Langdon watched the sky through half-slitted eyelids. The sun was warm on his face, his back rested comfortably in the cool lower layer of sand. The beach he lay on was empty and clean, devoid of the holidaymakers and cigarette butts and children and beer bottles and seagulls that despoiled the other Los Angeles beaches. The roar of the surf built in his ear and a gleaming white plane raced overhead, so close that Langdon felt he could reach out and touch its pregnant fuselage.

“Airbus A380,” Langdon whispered, “Korean Air flight 387, Los Angeles-Tokyo.” He followed the huge plane as it climbed, disappearing into the glare over the ocean. The swept crosses of airlines soared across the harsh blue Californian sky, their passage marked by the puffy lines of contrails. For Langdon, the contrails graphed the intricate dance that was LAX. Each day thousands of planes took off and landed, disgorging hundreds of thousands of passengers. Their bags wound their way through the bowels of luggage system, reuniting at the baggage claims before disappearing into taxis and shuttles and the cars of friends. Thinking of it all made Langdon dizzy, and he closed his eyes, floating into a blood red universe where the sound of the ocean ocean, the planes, and his heartbeat blended into a unending music. Time passed, and he thought about the airport.

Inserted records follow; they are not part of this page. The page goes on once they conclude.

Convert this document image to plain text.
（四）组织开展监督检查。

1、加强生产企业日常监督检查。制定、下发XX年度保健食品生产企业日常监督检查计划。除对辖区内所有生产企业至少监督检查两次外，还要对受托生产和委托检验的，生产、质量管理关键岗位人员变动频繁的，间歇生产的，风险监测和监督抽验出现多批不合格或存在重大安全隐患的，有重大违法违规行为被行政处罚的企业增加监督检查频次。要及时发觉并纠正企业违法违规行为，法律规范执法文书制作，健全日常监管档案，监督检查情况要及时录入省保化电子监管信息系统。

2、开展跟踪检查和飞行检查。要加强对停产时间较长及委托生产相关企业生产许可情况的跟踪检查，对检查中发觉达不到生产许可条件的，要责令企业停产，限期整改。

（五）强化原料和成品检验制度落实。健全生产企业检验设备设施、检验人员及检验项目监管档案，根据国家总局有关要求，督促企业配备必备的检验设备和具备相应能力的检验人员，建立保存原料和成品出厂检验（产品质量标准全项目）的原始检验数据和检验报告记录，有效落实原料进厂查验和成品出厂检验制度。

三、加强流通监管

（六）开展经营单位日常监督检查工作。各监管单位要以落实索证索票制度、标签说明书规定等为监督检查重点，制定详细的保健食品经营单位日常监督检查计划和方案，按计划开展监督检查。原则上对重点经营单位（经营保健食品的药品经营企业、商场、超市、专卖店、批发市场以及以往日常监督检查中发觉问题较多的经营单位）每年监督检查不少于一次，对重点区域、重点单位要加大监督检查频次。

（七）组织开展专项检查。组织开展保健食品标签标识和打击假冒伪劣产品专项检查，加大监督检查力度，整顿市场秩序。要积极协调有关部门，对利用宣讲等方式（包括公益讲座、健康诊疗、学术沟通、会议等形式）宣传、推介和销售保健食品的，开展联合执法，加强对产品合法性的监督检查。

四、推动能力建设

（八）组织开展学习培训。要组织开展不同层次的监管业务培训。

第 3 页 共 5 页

“Hey kid, get up, get out of here. This is a restricted area.” A shadow fell over him, the dark shape of an airport security guard. The guard was short, pudgy, sweating through his khaki uniform despite the sea breeze. Holstered on his hip way the plastic module of a taser, a gray plastic mating of a television remote and a gun. Langon stood, brushing sand from his smooth hairless body. Proudly, he walked over the hot sand to his bike, which lay sideways on the plant covered dunes that fronted the beach. Under the eye of the guard, he got on and peddled unsteadily away, merging into the streets of Westchester.